4. You’re traveling the longest distance to Indie Bookfest, what made you want to join in the fun with us wild and crazy authors?
Where I live in Northern California, the summer temperatures can run into the triple digits. I wanted to have at least a brief escape from the oppressive heat, and I understand Orlando remains a cool, dry 73, year round.
I also received a referral from another Bookfest participant, Shannon Morton, who said she thought I’d fit in well with all you women. Come to think of it, I’m not sure what she was implying… but anyway, I need to get out more and use my nifty conference banners more than once a year, and Indie Bookfest sounds like it’s going to be a blast.

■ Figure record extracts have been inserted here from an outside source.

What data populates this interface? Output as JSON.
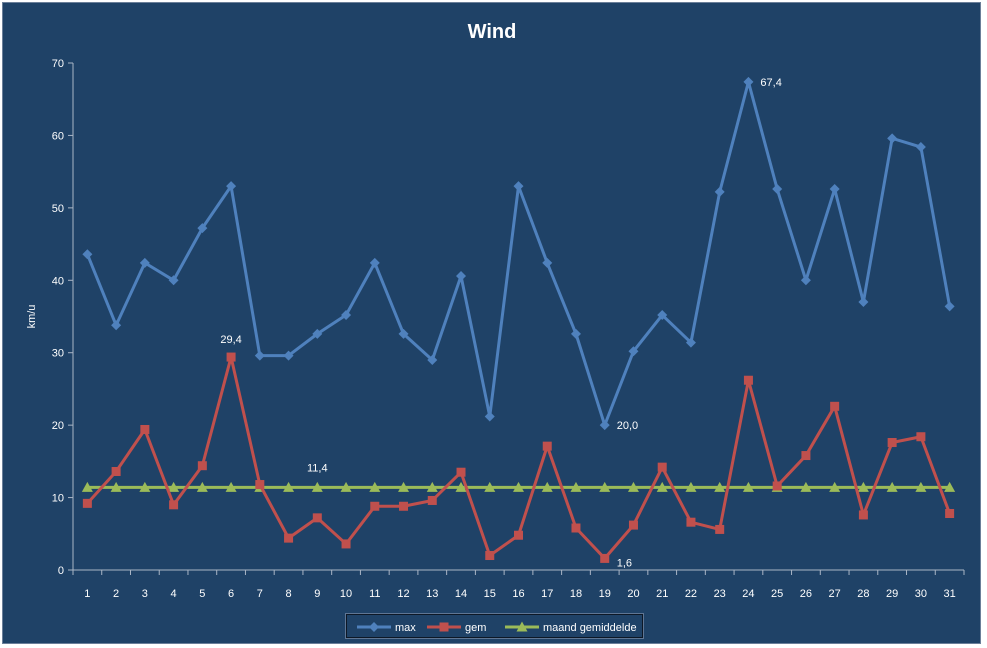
{
  "chart_data": {
    "type": "line",
    "title": "Wind",
    "ylabel": "km/u",
    "xlabel": "",
    "ylim": [
      0,
      70
    ],
    "yticks": [
      0,
      10,
      20,
      30,
      40,
      50,
      60,
      70
    ],
    "categories": [
      "1",
      "2",
      "3",
      "4",
      "5",
      "6",
      "7",
      "8",
      "9",
      "10",
      "11",
      "12",
      "13",
      "14",
      "15",
      "16",
      "17",
      "18",
      "19",
      "20",
      "21",
      "22",
      "23",
      "24",
      "25",
      "26",
      "27",
      "28",
      "29",
      "30",
      "31"
    ],
    "grid": false,
    "legend": "bottom",
    "series": [
      {
        "name": "max",
        "color": "#4f81bd",
        "marker": "diamond",
        "values": [
          43.6,
          33.8,
          42.4,
          40.0,
          47.2,
          53.0,
          29.6,
          29.6,
          32.6,
          35.2,
          42.4,
          32.6,
          29.0,
          40.6,
          21.2,
          53.0,
          42.4,
          32.6,
          20.0,
          30.2,
          35.2,
          31.4,
          52.2,
          67.4,
          52.6,
          40.0,
          52.6,
          37.0,
          59.6,
          58.4,
          36.4
        ]
      },
      {
        "name": "gem",
        "color": "#c0504d",
        "marker": "square",
        "values": [
          9.2,
          13.6,
          19.4,
          9.0,
          14.4,
          29.4,
          11.8,
          4.4,
          7.2,
          3.6,
          8.8,
          8.8,
          9.6,
          13.5,
          2.0,
          4.8,
          17.1,
          5.8,
          1.6,
          6.2,
          14.2,
          6.6,
          5.6,
          26.2,
          11.6,
          15.8,
          22.6,
          7.6,
          17.6,
          18.4,
          7.8
        ]
      },
      {
        "name": "maand gemiddelde",
        "color": "#9bbb59",
        "marker": "triangle",
        "values": [
          11.4,
          11.4,
          11.4,
          11.4,
          11.4,
          11.4,
          11.4,
          11.4,
          11.4,
          11.4,
          11.4,
          11.4,
          11.4,
          11.4,
          11.4,
          11.4,
          11.4,
          11.4,
          11.4,
          11.4,
          11.4,
          11.4,
          11.4,
          11.4,
          11.4,
          11.4,
          11.4,
          11.4,
          11.4,
          11.4,
          11.4
        ]
      }
    ],
    "annotations": [
      {
        "series": 0,
        "index": 23,
        "text": "67,4"
      },
      {
        "series": 0,
        "index": 18,
        "text": "20,0"
      },
      {
        "series": 1,
        "index": 5,
        "text": "29,4"
      },
      {
        "series": 1,
        "index": 18,
        "text": "1,6"
      },
      {
        "series": 2,
        "index": 8,
        "text": "11,4"
      }
    ]
  }
}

5. Final question…. What’s your favorite flavor jellybean?
It might be somewhat telling, but when I try to think of a favorite, the first things that come to mind are those I loathe. Black jellybeans: puke. Buttered popcorn: kill me. There are certain things that don’t belong as candies or other sorts of sweets. I would have trouble in England where the term “pudding” often involves some sort of meat and/or boiled pig blood. So to sum up: Piña Colada.
18+ Adult Situations
A Warm Place to Call Home (a demon’s story)
By Michael Siemsen
Released March 4, 2013
Kirkus Reviews calls it: "A well-spun, engaging...supernatural tale...with a devilishly ambiguous ending."
Frederick is a demon. Born in Maryland in the early 1980′s, he hasn’t a clue where he came from or why, but feels an irresistible desire to occupy a human body. Once inside, he finds the previous occupants’ consciousness and memories forever erased, an inevitable side effect that gives Frederick pause when switching bodies, but not so much as to truly halt his ongoing enjoyment of human lives. In various bodies, he travels the world for decades–aimless–sampling cultures and experiencing life from the points of view of males, females, young, old, rich, poor.

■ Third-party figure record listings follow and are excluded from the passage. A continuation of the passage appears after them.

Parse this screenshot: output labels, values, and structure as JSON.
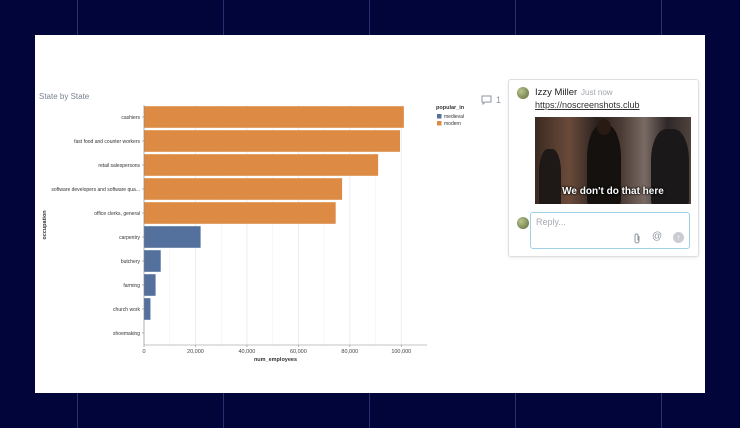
{
  "chart_data": {
    "type": "bar",
    "orientation": "horizontal",
    "title": "State by State",
    "xlabel": "num_employees",
    "ylabel": "occupation",
    "xlim": [
      0,
      110000
    ],
    "x_ticks": [
      "0",
      "20,000",
      "40,000",
      "60,000",
      "80,000",
      "100,000"
    ],
    "tick_values": [
      0,
      20000,
      40000,
      60000,
      80000,
      100000
    ],
    "legend_title": "popular_in",
    "legend_position": "right",
    "legend": [
      {
        "name": "medieval",
        "color": "#54709d"
      },
      {
        "name": "modern",
        "color": "#dd8a44"
      }
    ],
    "categories": [
      "cashiers",
      "fast food and counter workers",
      "retail salespersons",
      "software developers and software qua...",
      "office clerks, general",
      "carpentry",
      "butchery",
      "farming",
      "church work",
      "shoemaking"
    ],
    "values": [
      101000,
      99500,
      91000,
      77000,
      74500,
      22000,
      6500,
      4500,
      2500,
      0
    ],
    "groups": [
      "modern",
      "modern",
      "modern",
      "modern",
      "modern",
      "medieval",
      "medieval",
      "medieval",
      "medieval",
      "medieval"
    ]
  },
  "comments": {
    "count": "1",
    "author": "Izzy Miller",
    "time": "Just now",
    "link_text": "https://noscreenshots.club",
    "gif_caption": "We don't do that here",
    "reply_placeholder": "Reply..."
  },
  "icons": {
    "comment": "speech-bubble-icon",
    "attach": "paperclip-icon",
    "mention": "at-icon",
    "send": "arrow-up-icon"
  }
}
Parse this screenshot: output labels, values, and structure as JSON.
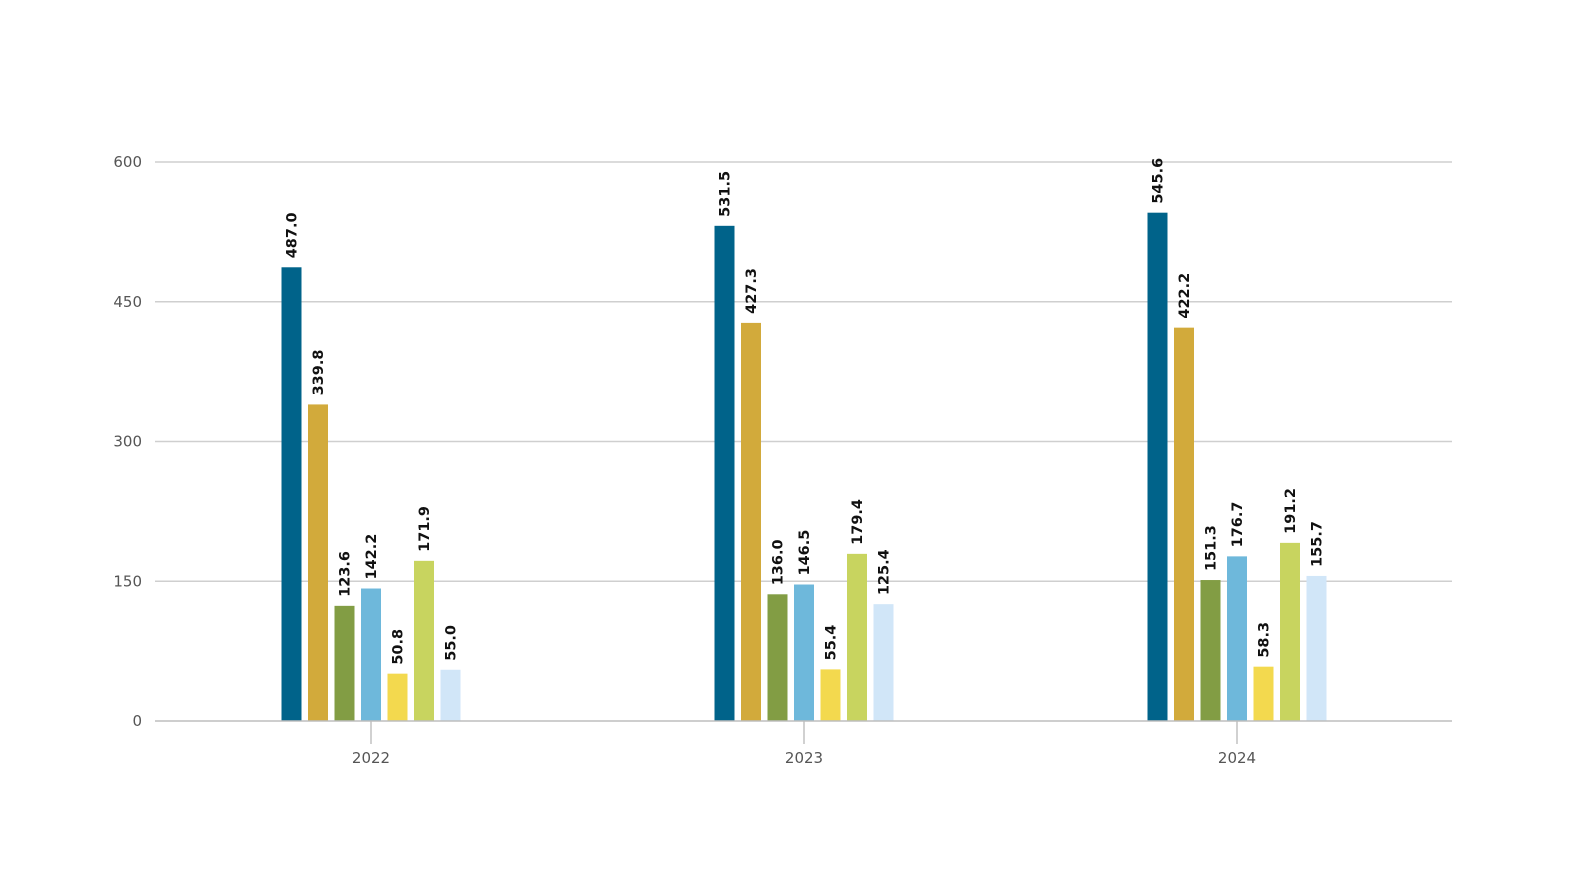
{
  "chart_data": {
    "type": "bar",
    "title": "",
    "xlabel": "",
    "ylabel": "",
    "ylim": [
      0,
      600
    ],
    "yticks": [
      0,
      150,
      300,
      450,
      600
    ],
    "grid": true,
    "legend": "none",
    "categories": [
      "2022",
      "2023",
      "2024"
    ],
    "value_format": "one_decimal",
    "series": [
      {
        "color": "#00638a",
        "values": [
          487.0,
          531.5,
          545.6
        ]
      },
      {
        "color": "#d2aa3b",
        "values": [
          339.8,
          427.3,
          422.2
        ]
      },
      {
        "color": "#829d44",
        "values": [
          123.6,
          136.0,
          151.3
        ]
      },
      {
        "color": "#6eb8db",
        "values": [
          142.2,
          146.5,
          176.7
        ]
      },
      {
        "color": "#f3d94e",
        "values": [
          50.8,
          55.4,
          58.3
        ]
      },
      {
        "color": "#c8d45f",
        "values": [
          171.9,
          179.4,
          191.2
        ]
      },
      {
        "color": "#d1e6f8",
        "values": [
          55.0,
          125.4,
          155.7
        ]
      }
    ]
  }
}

Now, Frederick has an urge to return to his roots in America, explore the mystery of his origin, find someone to love, and settle down for a while. In his hometown, his mission bears fruit much faster than he expected, as person after person presents themselves, and following his impulses, he is lead directly to love, tragedy, answers, and the humanity he never knew he wanted.
Michael Siemsen struck it big with his debut novel, The Dig, a paranormal archaeology thriller that reached Amazon and Barnes & Noble’s Top 100 Bestseller lists, and spent weeks as the #1 Science Fiction book in 2011. Its success allowed him to escape his soul-leeching job and work as an author full-time. The sequel, The Opal, was released a year later, and the third and final book is in the works. His new novel, released in March of this year, A Warm Place to Call Home (a demon’s story) is a departure from his Matt Turner Series.

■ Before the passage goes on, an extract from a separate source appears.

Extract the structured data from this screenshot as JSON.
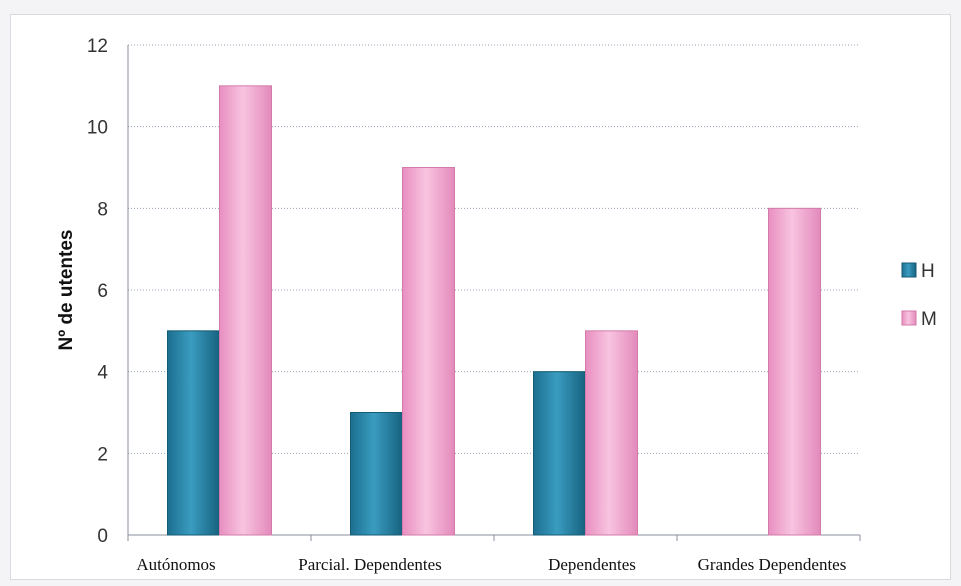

Michael has been featured by Barnes & Noble, been reviewed on several major blogs and sites such as Penny-Arcade and Boing Boing, and received a glowing recommendation from author Charlaine Harris.
He is currently at work on the prequel to A Warm Place to Call Home (which should be released this winter) while enjoying spending more time with his family, lazy dog, and mentally-unstable cat in the San Francisco Bay Area. Michael also offers editing services for a few select manuscripts per year.